Anti-US protests spread in Afghanistan

Anti-US protests sparked by reports of desecration of the Quran by American interrogators at Guantanamo Bay have spread across Afghanistan, leaving three more people dead.

    Thousands of Afghans protested in 10 provinces

    Seven people have been killed and at least 76 injured during three days of violent demonstrations, all of them in clashes with security forces and police in towns east of the capital Kabul.

    Angry Afghans shouting "Death to America" poured on to the streets of Kabul on Thursday for the first time as protests at the reported desecration also broke out in 10 of the country's 34 provinces.

    The United Nations and foreign aid agencies evacuated hundreds of workers from Jalalabad fearing further violence.

    Worsening violence

    Two protesters were killed when gunfire broke out as police stopped them from marching into the eastern city of Jalalabad, deputy governor of Nangarhar province Mohammad Asif Qazizada said.

    Newsweek alleged the Quran was
    descretaed in Guantanamo Bay

    Another person died and four were wounded when rioters attacked a police station in the Chak district of Wardak province, Interior Ministry spokesman Lutfullah Mashal said.

    The protests were sparked by a small report in Newsweek magazine last week stating that interrogators at the US military detention centre in Guantanamo Bay desecrated copies of the Quran by leaving them in toilet cubicles and even stuffing one down a lavatory to rattle Muslim prisoners.

    The controversy has also spread to Pakistan, where demonstrations were held in Peshawar and Quetta, two major cities close to the border with Afghanistan.

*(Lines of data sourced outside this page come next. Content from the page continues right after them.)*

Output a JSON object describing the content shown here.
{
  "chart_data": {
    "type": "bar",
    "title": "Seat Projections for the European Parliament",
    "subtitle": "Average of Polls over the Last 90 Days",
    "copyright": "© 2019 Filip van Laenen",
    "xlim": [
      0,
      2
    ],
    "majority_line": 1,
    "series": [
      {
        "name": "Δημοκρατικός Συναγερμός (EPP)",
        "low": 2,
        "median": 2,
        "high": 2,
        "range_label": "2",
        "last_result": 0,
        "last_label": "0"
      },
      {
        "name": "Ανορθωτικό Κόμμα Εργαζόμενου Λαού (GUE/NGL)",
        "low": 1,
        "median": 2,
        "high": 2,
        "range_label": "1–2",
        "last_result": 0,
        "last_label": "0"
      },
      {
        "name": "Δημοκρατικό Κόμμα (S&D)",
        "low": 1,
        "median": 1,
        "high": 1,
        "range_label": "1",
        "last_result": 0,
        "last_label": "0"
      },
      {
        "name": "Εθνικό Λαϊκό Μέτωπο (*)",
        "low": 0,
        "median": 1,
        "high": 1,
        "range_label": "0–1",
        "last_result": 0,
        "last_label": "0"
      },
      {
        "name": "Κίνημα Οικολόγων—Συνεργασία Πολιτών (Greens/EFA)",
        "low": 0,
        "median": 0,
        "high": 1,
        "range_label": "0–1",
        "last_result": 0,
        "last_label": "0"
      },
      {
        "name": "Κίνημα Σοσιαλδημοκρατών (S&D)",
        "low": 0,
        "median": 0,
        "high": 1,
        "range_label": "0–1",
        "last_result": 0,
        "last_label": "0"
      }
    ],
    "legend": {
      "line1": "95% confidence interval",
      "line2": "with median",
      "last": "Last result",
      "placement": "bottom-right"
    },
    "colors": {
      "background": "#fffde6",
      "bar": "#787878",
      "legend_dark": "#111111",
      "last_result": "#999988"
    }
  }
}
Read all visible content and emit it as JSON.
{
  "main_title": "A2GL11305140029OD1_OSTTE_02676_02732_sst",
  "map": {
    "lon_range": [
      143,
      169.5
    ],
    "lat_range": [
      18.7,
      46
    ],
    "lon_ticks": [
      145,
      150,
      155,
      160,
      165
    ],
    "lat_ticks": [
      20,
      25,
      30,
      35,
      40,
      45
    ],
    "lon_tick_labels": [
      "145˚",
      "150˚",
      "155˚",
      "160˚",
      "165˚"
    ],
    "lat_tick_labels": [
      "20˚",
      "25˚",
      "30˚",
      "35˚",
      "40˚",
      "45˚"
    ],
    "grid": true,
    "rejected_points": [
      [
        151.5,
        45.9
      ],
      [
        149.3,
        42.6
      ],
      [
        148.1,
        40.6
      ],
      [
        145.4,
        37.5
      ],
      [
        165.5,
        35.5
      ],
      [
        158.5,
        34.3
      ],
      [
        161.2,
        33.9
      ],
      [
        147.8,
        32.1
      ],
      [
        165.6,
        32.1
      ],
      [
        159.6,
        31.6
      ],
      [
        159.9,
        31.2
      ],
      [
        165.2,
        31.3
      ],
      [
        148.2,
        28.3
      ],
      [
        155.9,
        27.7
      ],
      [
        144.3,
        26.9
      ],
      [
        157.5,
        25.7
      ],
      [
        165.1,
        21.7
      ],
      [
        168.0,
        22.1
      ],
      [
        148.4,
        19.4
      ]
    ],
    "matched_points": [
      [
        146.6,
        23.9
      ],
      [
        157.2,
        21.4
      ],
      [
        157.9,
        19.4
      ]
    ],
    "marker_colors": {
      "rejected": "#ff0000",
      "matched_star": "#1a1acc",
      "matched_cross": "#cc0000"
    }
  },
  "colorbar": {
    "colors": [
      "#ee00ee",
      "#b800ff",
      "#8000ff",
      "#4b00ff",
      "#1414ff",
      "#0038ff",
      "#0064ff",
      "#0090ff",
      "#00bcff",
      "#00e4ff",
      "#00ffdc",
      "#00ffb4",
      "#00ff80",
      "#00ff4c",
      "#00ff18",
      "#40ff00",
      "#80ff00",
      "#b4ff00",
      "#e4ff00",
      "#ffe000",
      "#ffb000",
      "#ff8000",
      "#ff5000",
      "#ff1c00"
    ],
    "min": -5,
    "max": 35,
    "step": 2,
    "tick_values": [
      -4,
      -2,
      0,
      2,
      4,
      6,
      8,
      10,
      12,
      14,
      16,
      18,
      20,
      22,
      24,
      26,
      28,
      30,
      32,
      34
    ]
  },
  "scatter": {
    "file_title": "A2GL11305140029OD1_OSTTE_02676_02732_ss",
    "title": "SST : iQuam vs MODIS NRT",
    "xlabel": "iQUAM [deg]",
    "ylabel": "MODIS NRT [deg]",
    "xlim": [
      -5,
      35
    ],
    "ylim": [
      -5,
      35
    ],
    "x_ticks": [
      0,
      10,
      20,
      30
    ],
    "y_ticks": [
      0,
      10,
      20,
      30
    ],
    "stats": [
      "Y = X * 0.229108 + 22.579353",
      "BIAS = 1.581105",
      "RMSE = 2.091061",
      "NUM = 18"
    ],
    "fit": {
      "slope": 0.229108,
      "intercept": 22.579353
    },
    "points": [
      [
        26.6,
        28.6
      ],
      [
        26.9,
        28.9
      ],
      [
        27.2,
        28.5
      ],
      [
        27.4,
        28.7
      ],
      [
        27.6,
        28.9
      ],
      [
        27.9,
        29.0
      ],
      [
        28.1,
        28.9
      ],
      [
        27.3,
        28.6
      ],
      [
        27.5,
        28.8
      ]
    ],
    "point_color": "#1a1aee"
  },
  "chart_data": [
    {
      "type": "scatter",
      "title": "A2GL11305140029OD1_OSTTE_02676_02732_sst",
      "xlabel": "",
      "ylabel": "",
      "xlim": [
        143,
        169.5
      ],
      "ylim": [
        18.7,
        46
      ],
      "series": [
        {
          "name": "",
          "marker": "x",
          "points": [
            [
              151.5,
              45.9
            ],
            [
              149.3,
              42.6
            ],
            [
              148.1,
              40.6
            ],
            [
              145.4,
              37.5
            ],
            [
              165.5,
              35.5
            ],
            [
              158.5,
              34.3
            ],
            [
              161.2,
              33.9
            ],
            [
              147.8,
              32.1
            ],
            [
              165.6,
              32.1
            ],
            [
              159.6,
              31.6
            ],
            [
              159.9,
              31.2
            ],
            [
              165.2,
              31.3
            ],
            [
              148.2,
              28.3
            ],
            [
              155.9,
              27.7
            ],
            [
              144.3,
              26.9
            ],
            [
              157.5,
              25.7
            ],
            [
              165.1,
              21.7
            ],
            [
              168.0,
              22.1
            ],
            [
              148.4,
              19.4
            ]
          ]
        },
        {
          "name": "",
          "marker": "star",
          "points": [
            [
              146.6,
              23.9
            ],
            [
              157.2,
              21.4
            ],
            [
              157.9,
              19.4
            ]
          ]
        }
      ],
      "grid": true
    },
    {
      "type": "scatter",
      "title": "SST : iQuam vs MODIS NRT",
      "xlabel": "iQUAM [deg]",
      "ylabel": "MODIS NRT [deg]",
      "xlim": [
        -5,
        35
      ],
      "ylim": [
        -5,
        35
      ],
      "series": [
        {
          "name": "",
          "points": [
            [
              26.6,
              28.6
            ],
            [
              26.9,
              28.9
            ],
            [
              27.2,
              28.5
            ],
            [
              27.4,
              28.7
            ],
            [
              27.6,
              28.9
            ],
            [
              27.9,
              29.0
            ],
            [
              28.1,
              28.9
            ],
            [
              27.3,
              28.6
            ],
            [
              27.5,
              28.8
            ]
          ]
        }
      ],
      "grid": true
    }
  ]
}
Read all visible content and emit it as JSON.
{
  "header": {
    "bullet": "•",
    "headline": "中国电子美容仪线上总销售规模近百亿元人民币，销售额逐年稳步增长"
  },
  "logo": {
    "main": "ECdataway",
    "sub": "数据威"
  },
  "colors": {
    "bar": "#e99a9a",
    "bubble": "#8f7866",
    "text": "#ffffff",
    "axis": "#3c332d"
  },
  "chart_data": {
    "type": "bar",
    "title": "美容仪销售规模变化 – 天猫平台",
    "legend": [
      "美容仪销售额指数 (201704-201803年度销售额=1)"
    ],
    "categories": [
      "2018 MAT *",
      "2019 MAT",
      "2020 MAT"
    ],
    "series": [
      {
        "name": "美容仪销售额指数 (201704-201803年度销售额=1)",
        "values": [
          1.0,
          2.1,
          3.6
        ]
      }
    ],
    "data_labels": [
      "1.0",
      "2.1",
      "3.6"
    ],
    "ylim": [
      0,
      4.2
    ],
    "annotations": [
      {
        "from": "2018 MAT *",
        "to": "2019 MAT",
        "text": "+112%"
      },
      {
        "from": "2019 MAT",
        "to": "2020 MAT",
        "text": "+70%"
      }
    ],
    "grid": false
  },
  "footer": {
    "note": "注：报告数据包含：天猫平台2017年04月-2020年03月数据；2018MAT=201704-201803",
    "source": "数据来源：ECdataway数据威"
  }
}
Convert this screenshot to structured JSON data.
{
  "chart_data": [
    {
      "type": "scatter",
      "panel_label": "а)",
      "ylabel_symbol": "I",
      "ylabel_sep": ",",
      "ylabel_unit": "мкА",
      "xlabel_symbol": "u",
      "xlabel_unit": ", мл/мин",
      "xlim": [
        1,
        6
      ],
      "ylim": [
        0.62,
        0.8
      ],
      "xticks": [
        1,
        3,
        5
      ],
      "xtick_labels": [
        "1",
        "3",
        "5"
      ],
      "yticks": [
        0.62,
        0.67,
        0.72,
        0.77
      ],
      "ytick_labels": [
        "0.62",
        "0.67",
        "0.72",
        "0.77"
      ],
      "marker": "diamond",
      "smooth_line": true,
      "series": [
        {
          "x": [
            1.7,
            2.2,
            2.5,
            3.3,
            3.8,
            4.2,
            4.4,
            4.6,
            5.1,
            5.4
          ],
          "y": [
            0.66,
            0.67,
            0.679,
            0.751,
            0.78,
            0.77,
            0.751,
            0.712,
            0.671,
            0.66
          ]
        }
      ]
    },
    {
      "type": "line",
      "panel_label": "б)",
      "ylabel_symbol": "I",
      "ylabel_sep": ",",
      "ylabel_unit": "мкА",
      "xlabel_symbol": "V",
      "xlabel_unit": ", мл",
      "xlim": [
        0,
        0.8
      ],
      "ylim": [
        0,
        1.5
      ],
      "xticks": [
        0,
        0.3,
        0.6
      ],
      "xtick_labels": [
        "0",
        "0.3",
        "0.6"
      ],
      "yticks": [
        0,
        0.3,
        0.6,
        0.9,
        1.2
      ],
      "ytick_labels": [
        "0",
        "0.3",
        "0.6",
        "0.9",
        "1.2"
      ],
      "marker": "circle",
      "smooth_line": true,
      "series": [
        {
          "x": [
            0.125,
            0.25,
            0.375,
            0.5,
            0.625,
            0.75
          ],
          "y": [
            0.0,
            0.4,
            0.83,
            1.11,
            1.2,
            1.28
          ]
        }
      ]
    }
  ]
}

    The US has promised to investigate the desecration claim.

    Rice statement

    US Secretary of State Condoleezza Rice on Thursday called disrespect for the holy book abhorrent and promised to punish offenders.

    "If they are proven true, we will take appropriate action. Respect for religious freedom for all individuals is one of the founding principles of the United States"

    Condoleezza Rice
    US secretary of state

    "Our military authorities are investigating these allegations fully," Rice said. "If they are proven true, we will take appropriate action. Respect for religious freedom for all individuals is one of the founding principles of the United States."

    But the top US military officer said a review of interrogation logs has so far found no evidence to corroborate the explosive allegations.

    "They cannot confirm yet that there was ever the case of the toilet incident except in one case, a log entry that they still have to confirm, where a detainee was reported by a guard to be ripping pages out of a Quran and putting them in a toilet to stop it up as a protest," said General Richard Myers, the chairman of the Joint Chiefs of Staff.